3

I'm trying to parse 10GB of .dat files into something recognizable in .NET. The column delimiter is a '~' and the EOL is a '++EOL++'. I know how to handle the delimiter but I can't find an easy way to handle the '++EOL++' when there are no actual line breaks in the file. Can this be handled with an option in FileHelpers or would I have to write something custom?

Scott
  • 189
  • 2
  • 10
  • +1 Good question, there doesn't appear to be anything obvious in the source code that would help your problem (I probably missed something). As a quick and dirty solution you could just so a string replace. – M.Babcock Jan 12 '12 at 18:32
  • This was always in my mind, but I wanted to make sure I'm not missing something that was built in. – Scott Jan 13 '12 at 14:43

1 Answers1

0

No FileHelpers does not support files with unusual end-of-lines character sequences by default.

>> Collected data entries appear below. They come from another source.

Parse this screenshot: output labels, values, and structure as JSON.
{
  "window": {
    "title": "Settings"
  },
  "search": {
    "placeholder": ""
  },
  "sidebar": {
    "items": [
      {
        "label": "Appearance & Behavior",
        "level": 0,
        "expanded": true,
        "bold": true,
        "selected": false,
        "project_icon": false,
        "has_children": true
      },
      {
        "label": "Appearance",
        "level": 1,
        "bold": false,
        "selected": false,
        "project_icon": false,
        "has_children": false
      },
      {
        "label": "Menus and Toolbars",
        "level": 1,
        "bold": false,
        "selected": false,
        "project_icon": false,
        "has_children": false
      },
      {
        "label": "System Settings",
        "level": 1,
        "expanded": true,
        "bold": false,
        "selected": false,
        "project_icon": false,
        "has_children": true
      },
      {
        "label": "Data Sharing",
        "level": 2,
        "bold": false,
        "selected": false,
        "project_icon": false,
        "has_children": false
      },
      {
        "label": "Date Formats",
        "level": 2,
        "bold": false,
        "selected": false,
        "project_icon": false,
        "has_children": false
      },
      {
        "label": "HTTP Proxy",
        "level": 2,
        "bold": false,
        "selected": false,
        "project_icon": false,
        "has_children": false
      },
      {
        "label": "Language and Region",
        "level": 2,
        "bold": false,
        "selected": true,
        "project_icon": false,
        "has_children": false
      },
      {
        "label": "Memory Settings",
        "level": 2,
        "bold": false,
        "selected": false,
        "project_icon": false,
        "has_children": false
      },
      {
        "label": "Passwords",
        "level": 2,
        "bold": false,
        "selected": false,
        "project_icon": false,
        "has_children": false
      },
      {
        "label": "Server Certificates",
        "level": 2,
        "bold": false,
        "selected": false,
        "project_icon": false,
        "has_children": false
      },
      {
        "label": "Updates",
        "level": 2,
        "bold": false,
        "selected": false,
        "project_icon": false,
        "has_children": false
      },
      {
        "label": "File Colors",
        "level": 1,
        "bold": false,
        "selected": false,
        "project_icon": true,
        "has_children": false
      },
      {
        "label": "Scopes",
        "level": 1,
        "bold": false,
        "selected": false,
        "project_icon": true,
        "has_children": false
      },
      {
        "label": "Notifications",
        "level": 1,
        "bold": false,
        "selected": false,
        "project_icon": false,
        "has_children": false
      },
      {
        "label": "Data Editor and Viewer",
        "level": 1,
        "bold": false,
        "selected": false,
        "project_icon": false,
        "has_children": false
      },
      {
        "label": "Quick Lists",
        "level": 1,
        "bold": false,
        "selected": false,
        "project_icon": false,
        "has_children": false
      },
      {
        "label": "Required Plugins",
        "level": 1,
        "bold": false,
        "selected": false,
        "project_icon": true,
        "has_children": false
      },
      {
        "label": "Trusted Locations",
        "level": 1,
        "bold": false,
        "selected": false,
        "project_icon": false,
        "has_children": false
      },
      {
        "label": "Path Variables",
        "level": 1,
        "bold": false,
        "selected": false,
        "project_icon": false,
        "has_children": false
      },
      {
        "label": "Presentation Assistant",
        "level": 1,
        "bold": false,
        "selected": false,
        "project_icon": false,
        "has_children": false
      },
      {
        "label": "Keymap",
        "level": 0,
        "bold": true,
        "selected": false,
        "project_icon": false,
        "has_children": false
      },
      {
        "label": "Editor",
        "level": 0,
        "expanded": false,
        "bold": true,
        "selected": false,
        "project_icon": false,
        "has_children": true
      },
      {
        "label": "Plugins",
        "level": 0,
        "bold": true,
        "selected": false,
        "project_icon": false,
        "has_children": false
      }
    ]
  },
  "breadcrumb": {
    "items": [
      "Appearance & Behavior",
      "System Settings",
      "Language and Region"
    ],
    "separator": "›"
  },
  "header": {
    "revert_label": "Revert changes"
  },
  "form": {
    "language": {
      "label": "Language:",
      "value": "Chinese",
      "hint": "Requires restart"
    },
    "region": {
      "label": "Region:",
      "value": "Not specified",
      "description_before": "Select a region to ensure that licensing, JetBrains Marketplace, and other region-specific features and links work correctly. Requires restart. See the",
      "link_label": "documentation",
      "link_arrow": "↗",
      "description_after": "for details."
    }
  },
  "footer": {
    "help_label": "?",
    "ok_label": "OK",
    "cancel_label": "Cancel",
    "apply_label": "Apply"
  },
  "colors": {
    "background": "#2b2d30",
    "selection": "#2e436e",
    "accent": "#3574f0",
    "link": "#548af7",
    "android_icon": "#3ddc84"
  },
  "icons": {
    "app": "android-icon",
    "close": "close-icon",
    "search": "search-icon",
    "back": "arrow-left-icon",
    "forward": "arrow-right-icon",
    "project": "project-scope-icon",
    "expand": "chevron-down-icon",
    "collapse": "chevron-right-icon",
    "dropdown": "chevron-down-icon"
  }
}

It would probably be easiest to pre-parse the file and replace the EOL sequences. However, it is an extensible library, so you could create your own DataStorage subclass. You would essentially have to override

public override object[] ExtractRecords()
{
    using (MyStreamReader reader = new MyStreamReader(fileName, base.mEncoding, true, 102400))
    {
        T[] localArray = this.ReadStream(reader, maxRecords);
        reader.Close();
        return localArray;
    }
}

and then create a new class MyStreamReader, which would be identical to the (unfortunately sealed) InternalStreamReader except for ReadLine which contains the EOL code

switch (ch)
{
    case '\n':
    case '\r':

    etc...
}

(By the way I'm referring to the source code for FileHelpers 2.9.9. Version 2.0.0 seems to use a System.IO.StreamReader so you can just subclass it instead of duplicating InternalStreamReader.

shamp00
  • 11,106
  • 4
  • 38
  • 81